El segundo Qingfeng Li saltó sobre la muralla de la ciudad, una bestia demoníaca gigante tipo león se precipitó sobre él. La bestia demoníaca tenía dos cabezas y todo su cuerpo estaba cubierto de piel dorada. Era una bestia demoníaca fuerte en el nivel más alto del noveno nivel del reino supremo con una fuerza extremadamente poderosa. Pero, por desgracia, se reunió Qingfeng Li

Qingfeng Li no hizo un movimiento. En cambio, abrió la boca para rugir un rayo de energía dorada. Esa luz dorada brilló y viajó a través de la cabeza del león dorado, salpicando sangre cuando el león gigante cayó al suelo, muerto.

El Diablo de pelo blanco todavía estaba en la muralla de la ciudad. Los tres quedaron aturdidos y sintieron la poderosa fuerza de Qingfeng Li, que era mucho más fuerte que antes.
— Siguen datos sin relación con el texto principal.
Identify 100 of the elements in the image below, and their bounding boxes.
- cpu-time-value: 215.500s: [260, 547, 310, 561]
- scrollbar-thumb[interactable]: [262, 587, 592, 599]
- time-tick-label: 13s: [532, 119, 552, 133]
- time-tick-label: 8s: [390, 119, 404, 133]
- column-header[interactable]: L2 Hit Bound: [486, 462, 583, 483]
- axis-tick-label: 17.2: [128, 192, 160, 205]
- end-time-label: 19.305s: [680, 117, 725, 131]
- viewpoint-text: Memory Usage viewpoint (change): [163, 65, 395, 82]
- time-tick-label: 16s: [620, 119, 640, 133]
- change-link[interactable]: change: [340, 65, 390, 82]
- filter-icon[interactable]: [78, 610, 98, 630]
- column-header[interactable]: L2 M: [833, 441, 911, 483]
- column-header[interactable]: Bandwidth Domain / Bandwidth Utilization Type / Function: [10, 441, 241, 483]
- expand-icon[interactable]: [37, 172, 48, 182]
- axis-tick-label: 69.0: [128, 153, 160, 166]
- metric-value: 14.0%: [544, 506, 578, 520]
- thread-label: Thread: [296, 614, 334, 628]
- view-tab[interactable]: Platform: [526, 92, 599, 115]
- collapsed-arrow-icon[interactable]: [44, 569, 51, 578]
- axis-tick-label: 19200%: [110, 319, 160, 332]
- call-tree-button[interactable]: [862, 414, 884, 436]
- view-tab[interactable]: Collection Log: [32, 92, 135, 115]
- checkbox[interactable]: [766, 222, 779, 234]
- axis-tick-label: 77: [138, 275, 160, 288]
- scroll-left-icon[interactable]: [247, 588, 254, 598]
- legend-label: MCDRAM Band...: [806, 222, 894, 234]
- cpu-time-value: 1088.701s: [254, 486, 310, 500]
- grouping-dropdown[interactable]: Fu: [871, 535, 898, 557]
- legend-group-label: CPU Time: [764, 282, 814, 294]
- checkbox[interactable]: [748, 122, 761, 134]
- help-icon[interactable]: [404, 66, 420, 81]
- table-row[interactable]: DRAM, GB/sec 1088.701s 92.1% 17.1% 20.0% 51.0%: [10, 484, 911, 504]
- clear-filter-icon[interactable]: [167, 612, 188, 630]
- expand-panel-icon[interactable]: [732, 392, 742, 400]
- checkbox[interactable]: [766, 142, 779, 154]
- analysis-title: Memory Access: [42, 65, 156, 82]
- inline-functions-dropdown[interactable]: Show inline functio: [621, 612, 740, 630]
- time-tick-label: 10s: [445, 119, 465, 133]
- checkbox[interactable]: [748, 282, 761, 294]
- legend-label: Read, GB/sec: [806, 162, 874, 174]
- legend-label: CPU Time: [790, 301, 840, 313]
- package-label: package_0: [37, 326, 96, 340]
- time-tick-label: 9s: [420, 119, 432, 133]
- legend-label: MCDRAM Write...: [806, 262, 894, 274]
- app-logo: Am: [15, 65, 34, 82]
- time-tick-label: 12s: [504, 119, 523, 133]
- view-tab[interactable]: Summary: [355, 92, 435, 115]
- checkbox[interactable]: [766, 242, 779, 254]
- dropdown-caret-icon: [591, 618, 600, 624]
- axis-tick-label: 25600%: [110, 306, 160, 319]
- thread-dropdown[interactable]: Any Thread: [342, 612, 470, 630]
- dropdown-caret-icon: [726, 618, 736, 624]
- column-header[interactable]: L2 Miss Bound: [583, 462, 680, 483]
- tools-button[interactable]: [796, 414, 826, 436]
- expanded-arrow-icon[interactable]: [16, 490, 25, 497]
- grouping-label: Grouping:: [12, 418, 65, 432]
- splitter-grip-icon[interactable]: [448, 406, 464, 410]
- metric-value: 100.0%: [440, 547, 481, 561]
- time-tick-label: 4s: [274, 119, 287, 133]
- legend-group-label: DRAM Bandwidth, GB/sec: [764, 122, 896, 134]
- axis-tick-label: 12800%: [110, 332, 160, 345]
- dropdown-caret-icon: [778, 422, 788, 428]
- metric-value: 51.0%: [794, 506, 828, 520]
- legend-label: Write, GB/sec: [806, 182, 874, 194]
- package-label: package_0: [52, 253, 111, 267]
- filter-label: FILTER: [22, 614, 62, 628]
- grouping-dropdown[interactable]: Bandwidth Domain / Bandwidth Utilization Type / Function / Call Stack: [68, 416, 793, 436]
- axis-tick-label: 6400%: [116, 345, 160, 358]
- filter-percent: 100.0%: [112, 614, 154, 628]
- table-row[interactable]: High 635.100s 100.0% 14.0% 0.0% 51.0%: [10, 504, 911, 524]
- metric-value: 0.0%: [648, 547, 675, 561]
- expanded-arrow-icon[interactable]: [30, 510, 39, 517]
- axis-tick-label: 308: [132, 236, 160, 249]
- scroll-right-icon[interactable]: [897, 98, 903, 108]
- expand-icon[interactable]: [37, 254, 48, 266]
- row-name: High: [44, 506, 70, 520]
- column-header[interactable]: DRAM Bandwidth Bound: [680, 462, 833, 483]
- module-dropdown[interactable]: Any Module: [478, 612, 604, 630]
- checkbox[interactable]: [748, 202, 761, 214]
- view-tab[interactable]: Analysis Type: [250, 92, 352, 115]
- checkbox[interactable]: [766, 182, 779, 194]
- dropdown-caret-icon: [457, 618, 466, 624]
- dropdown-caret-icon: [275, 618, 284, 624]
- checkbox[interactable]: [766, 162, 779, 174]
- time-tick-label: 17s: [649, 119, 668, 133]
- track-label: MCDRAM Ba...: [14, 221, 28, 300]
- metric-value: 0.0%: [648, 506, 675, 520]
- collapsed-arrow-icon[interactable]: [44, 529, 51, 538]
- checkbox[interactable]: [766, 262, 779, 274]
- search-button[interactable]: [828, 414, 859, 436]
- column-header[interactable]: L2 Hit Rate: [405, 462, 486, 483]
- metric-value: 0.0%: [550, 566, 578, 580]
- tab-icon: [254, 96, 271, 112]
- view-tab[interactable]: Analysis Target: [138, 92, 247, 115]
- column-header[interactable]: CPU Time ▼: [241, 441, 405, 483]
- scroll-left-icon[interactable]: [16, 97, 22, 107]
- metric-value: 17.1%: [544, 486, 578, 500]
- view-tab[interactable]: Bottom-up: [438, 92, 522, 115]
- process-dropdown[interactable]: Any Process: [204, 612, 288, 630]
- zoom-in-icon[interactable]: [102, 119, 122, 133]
¿Podría Qingfeng Li haber entrado en el reino de los monarcas espirituales de medio paso? Pensando en esta posibilidad, el Diablo de los Cabellos Blancos y los otros dos inmediatamente se preocuparon.

El Diablo de Cabello Blanco le dijo al Emperador del País de las Hojas Verdes: “No lo dudes. Bajemos y emboscaremos a Qingfeng Li desde atrás. Matémoslo y déjalo morir en la bestia demoníaca. Somos sus enemigos después de todo ".

El Diablo de los Cabellos Blancos, el Emperador del País de la Hoja Verde y el Emperador del País Glaciar saltaron de la muralla de la ciudad y siguieron detrás de Qingfeng Li.